Case Law on Lease Interpretation

By | 03.10.2018

This section of our Case Law Library looks at cases related to:

  • Understanding the meaning of the provisions of a Lease
  • The circumstances under which Courts and Tribunals should interpret Leases as though they contained alternative wording

Interpreting Service Charge provisions:

Rapid Results College Ltd v Angell [1986] 1 EGLR 53;

Decision by the Court of Appeal that there is no rule in Law which presumes that a Landlord will recover all their expenditure in connection with fulfilling their obligations under a Lease.

Gilje v Charlegrove Securities Ltd [2002] 1 EGLR 41

The Court decided that a Lease only allows a recovery of a cost if the wording of that Lease clearly provides authority for a Landlord to make a demand for payment of that cost.

Denise Green v 180 Archway Road Management Co Ltd [2012] UKUT 245 (LC)

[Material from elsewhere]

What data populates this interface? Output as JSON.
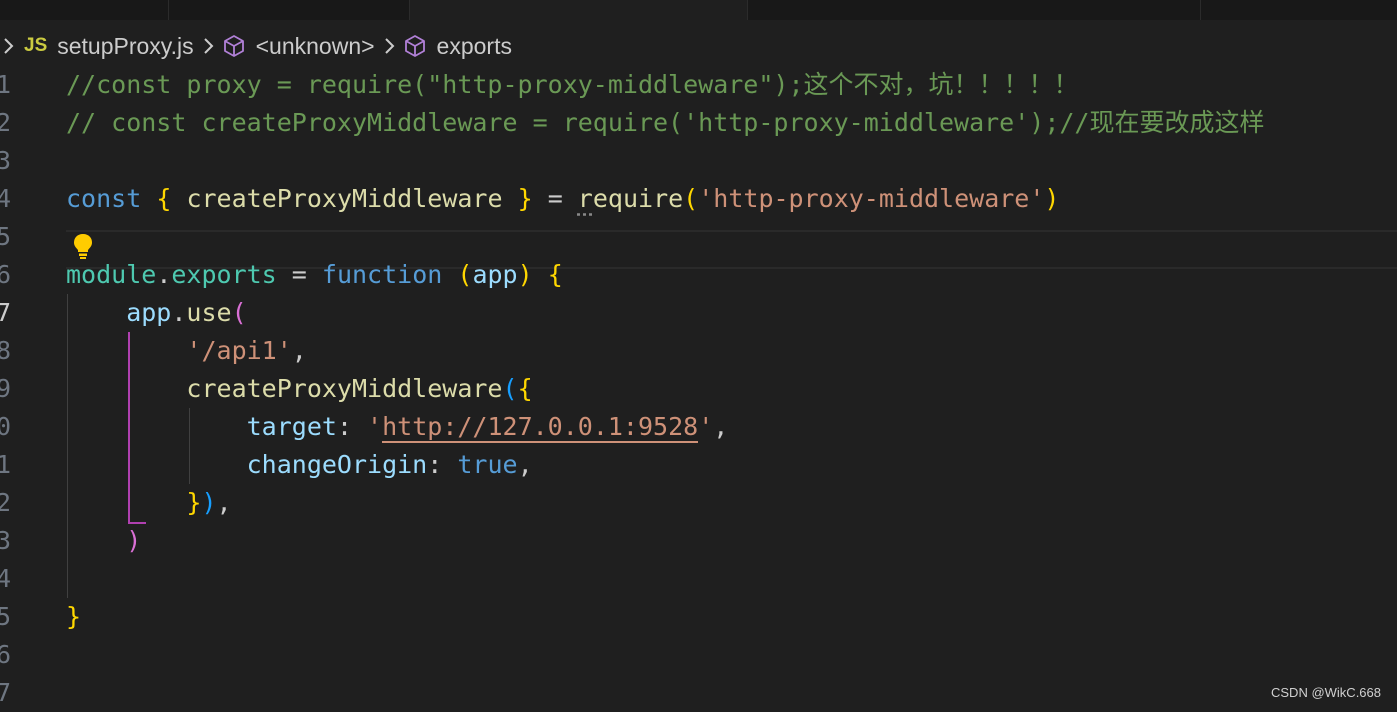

In this case the Upper Tribunal decided that a Leaseholder was not liable for a Service Charge for insurance because the insurance policy was not in the joint names of the Leaseholder and Landlord as required by Lease.

‘Sweeper’ clauses:

Holding & Management Ltd v Property Holding & Investment Trust plc [1989] 1 WLR 1313

In this case the Court of Appeal decided that a sweeper clause could not be relied upon as authority to make a charge for a particular type of repair because elsewhere in the Lease there were a number of other clauses which referred (in detail) to the types of repairs for which the Landlord could charge.

Definition of the Common Parts (the areas to which the Service Charge relates):

Billson v Tristem [2000] L&TR

This case involved a Leaseholder with their own separate entrance to their flat who was required to pay for the decoration of internal common parts to which they had no access. This case is very well known and has wider implications around the issues of how to interpret a lease, as well as the more specific issue how the wording of a lease is the most important factor in deciding what a Leaseholder is, and is not, required to pay for through their Service Charge.

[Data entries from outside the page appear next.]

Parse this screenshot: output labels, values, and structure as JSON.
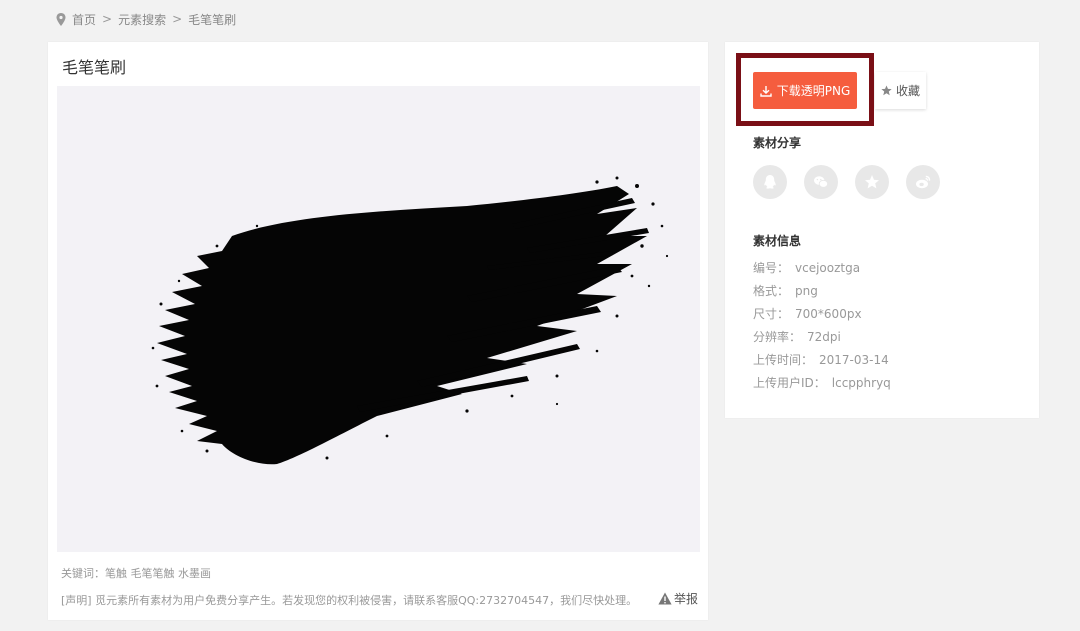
{
  "breadcrumb": {
    "home": "首页",
    "separator": ">",
    "search": "元素搜索",
    "current": "毛笔笔刷"
  },
  "detail": {
    "title": "毛笔笔刷",
    "keywords_label": "关键词：",
    "keywords": [
      "笔触",
      "毛笔笔触",
      "水墨画"
    ],
    "statement": "[声明] 觅元素所有素材为用户免费分享产生。若发现您的权利被侵害，请联系客服QQ:2732704547，我们尽快处理。",
    "report_label": "举报"
  },
  "actions": {
    "download_label": "下载透明PNG",
    "favorite_label": "收藏",
    "accent_color": "#f55d3e",
    "highlight_color": "#7a0f16"
  },
  "share": {
    "title": "素材分享",
    "icons": [
      "qq-icon",
      "wechat-icon",
      "qzone-icon",
      "weibo-icon"
    ]
  },
  "info": {
    "title": "素材信息",
    "rows": [
      {
        "label": "编号：",
        "value": "vcejooztga"
      },
      {
        "label": "格式：",
        "value": "png"
      },
      {
        "label": "尺寸：",
        "value": "700*600px"
      },
      {
        "label": "分辨率：",
        "value": "72dpi"
      },
      {
        "label": "上传时间：",
        "value": "2017-03-14"
      },
      {
        "label": "上传用户ID：",
        "value": "lccpphryq"
      }
    ]
  }
}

One Housing Group Limited v (1) Kingham (2) Berryman [2014] UKUT 0231 (LC)

Decision by the Upper Tribunal that in certain circumstances, the common parts for which a service charge is payable may be larger than the areas specifically referred to in a lease as comprising the lessor’s estate.

Management Fees:

Embassy Court Residents’ Association Limited v Hilliel Lipman [1984] 2 EGLR 60

This Court of Appeal case involved the issue of whether a Residents’ Association was entitled to claim cost of managing the property, even though the Leases in question did not give the Resident’s Association the authority to make such a charge. Because the responsibilities for management of the property, but not the right to receive the ground rent, had been transferred to the Residents’ Association by the freeholder after the individual leases had been granted, the Court of Appeal decided that these individual leases should be interpreted as though they gave a right to charge to the Residents’ Association. The reasoning was that this was required in order to give proper effect to the transfer of responsibilities to manage from freeholder to Residents’ Association.

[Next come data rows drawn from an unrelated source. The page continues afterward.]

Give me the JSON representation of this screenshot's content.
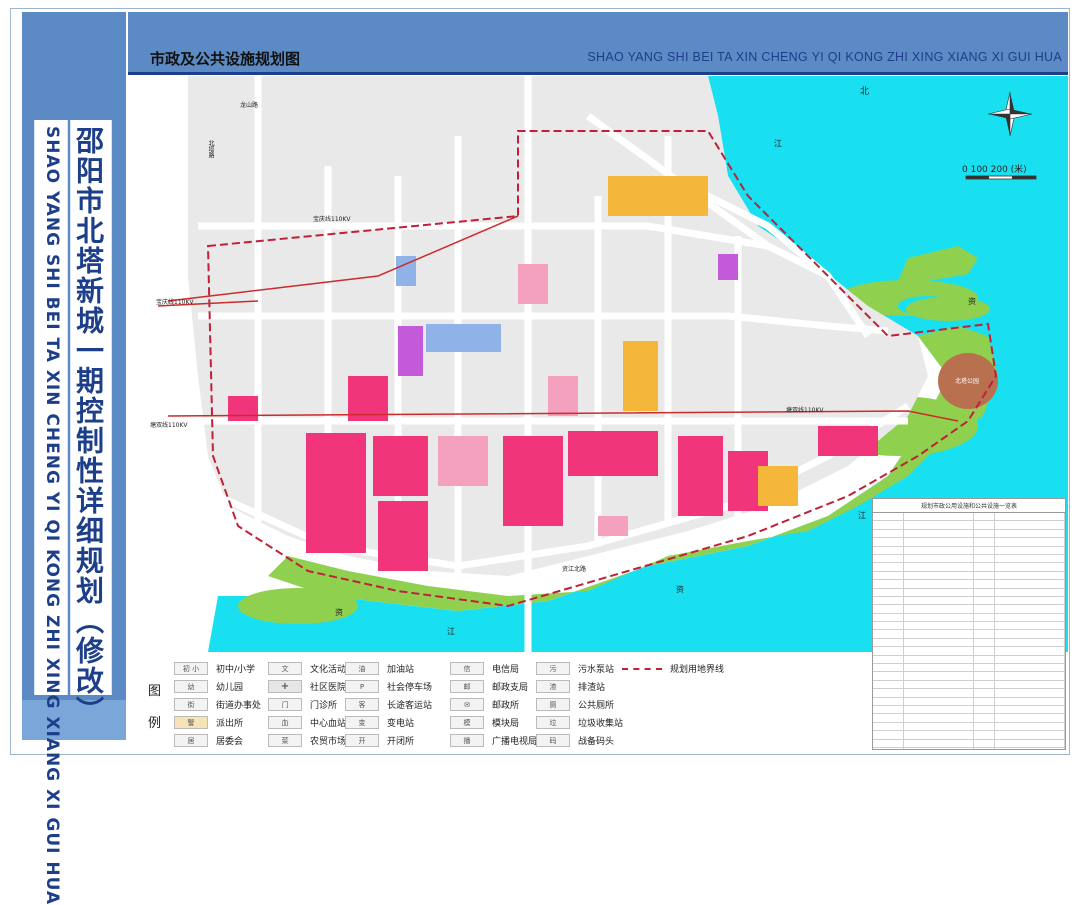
{
  "header": {
    "title": "市政及公共设施规划图",
    "pinyin": "SHAO YANG SHI BEI TA XIN CHENG YI QI KONG ZHI XING XIANG XI GUI HUA"
  },
  "sidebar": {
    "title_cn": "邵阳市北塔新城一期控制性详细规划（修改）",
    "title_pinyin": "SHAO YANG SHI BEI TA XIN CHENG YI QI KONG ZHI XING XIANG XI GUI HUA"
  },
  "map": {
    "scale_label": "0  100  200 (米)",
    "north": "北",
    "labels": {
      "jiang_1": "江",
      "jiang_2": "江",
      "jiang_3": "江",
      "zi_1": "资",
      "zi_2": "资",
      "zi_3": "资",
      "line_1": "宝庆线110KV",
      "line_2": "宝庆线110KV",
      "line_3": "塘双线110KV",
      "line_4": "塘双线110KV",
      "road_1": "北塔路",
      "road_2": "龙山路",
      "road_3": "资江北路",
      "park": "北塔公园"
    },
    "colors": {
      "water": "#19e0f0",
      "greenbelt": "#8fd14f",
      "road": "#ffffff",
      "block": "#e2e2e2",
      "school": "#f0357a",
      "admin": "#f4b73a",
      "boundary": "#c0203a"
    }
  },
  "legend": {
    "title_1": "图",
    "title_2": "例",
    "items": [
      {
        "tag": "初 小",
        "label": "初中/小学"
      },
      {
        "tag": "幼",
        "label": "幼儿园"
      },
      {
        "tag": "街",
        "label": "街道办事处"
      },
      {
        "tag": "警",
        "label": "派出所"
      },
      {
        "tag": "居",
        "label": "居委会"
      },
      {
        "tag": "文",
        "label": "文化活动中心"
      },
      {
        "tag": "+",
        "label": "社区医院"
      },
      {
        "tag": "门",
        "label": "门诊所"
      },
      {
        "tag": "血",
        "label": "中心血站"
      },
      {
        "tag": "菜",
        "label": "农贸市场"
      },
      {
        "tag": "油",
        "label": "加油站"
      },
      {
        "tag": "P",
        "label": "社会停车场"
      },
      {
        "tag": "客",
        "label": "长途客运站"
      },
      {
        "tag": "变",
        "label": "变电站"
      },
      {
        "tag": "开",
        "label": "开闭所"
      },
      {
        "tag": "信",
        "label": "电信局"
      },
      {
        "tag": "邮",
        "label": "邮政支局"
      },
      {
        "tag": "✉",
        "label": "邮政所"
      },
      {
        "tag": "模",
        "label": "模块局"
      },
      {
        "tag": "播",
        "label": "广播电视局"
      },
      {
        "tag": "污",
        "label": "污水泵站"
      },
      {
        "tag": "渣",
        "label": "排渣站"
      },
      {
        "tag": "厕",
        "label": "公共厕所"
      },
      {
        "tag": "垃",
        "label": "垃圾收集站"
      },
      {
        "tag": "码",
        "label": "战备码头"
      },
      {
        "tag": "",
        "label": "规划用地界线"
      }
    ]
  },
  "table": {
    "title": "规划市政公用设施和公共设施一览表"
  }
}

Norwich City Council v Marshall (2008) LRX/114/2007

The Upper Tribunal decided that the Local Authority Landlord was entitled to charge a management fee. Although the Lease did not mention a management fee it did refer to recharging the Council’s costs incurred in fulfilling it repair and maintenance obligations. The Tribunal did though make it specific that the management fee could only relate to these obligations and not other functions that the Local Authority might carry out.

Waverley Borough Council v Kamal Arya [2013] UKUT 0501 (LC)

In this case the Upper Tribunal decided that the Local Authority Landlord was not permitted under terms of the Lease to charge the Leaseholder a management fee in those years where no services were provided.

Implied Covenants:

Sheffield City Council v Hazel St Clare Oliver – LRX/146/2007

This case deals with the interpretation of a Lease sold under the Right to Buy Scheme. It also deals with the meaning of the term ‘structure and exterior’ if it appears within a Lease.

Compromise Agreements

The Jam Factory Freehold Limited v Sam Bond [2014] UKUT 0443 (LC)

Decision by the Upper Tribunal to uphold the terms of a compromise agreement made between landlord and leaseholder, and to disallow the landlord from seeking recovery of service charge arrears due under the terms of the lease in so far as those sums were referred to as part of the compromise agreement.

Substitution of wording by Courts and Tribunals interpreting Leases:

Campbell v Daejan Properties Limited [2012] EWCA Civ 1503

This case was an Appeal against an earlier decision by the High Court that a Lease should be interpreted as though it contained other wording than that which was actually written. The England and Wales Court of Appeal overturned the decision of the High Court and set out very clear guidance on when a Court or Tribunal is entitled to interpret a Lease as though it contained wording other than that written in the Lease.

Arnold v Britton and others [2015] UKSC 36

Decision by the Supreme Court that Courts and Tribunals must not allow considerations of fairness or commercial common sense to interfere with the understanding of the meaning of the terms of a Lease. The natural meaning of clauses within a Lease should be upheld in so far that meaning can be ascertained.

Service Charge obligations under short leases (Tenant Service Charges):

Edwards v Kumarasamy [2015] EWCA Civ 20

Court of Appeal decision that the landlord was responsible for maintaining steps leading up to the building and a paved area in front of those steps under section 11 of the Landlord and Tenant Act 1985. Although this case was concerned with a disrepair claim it also has implications for the types of cost which may be included in a Service Charge payable by a tenant on a short lease.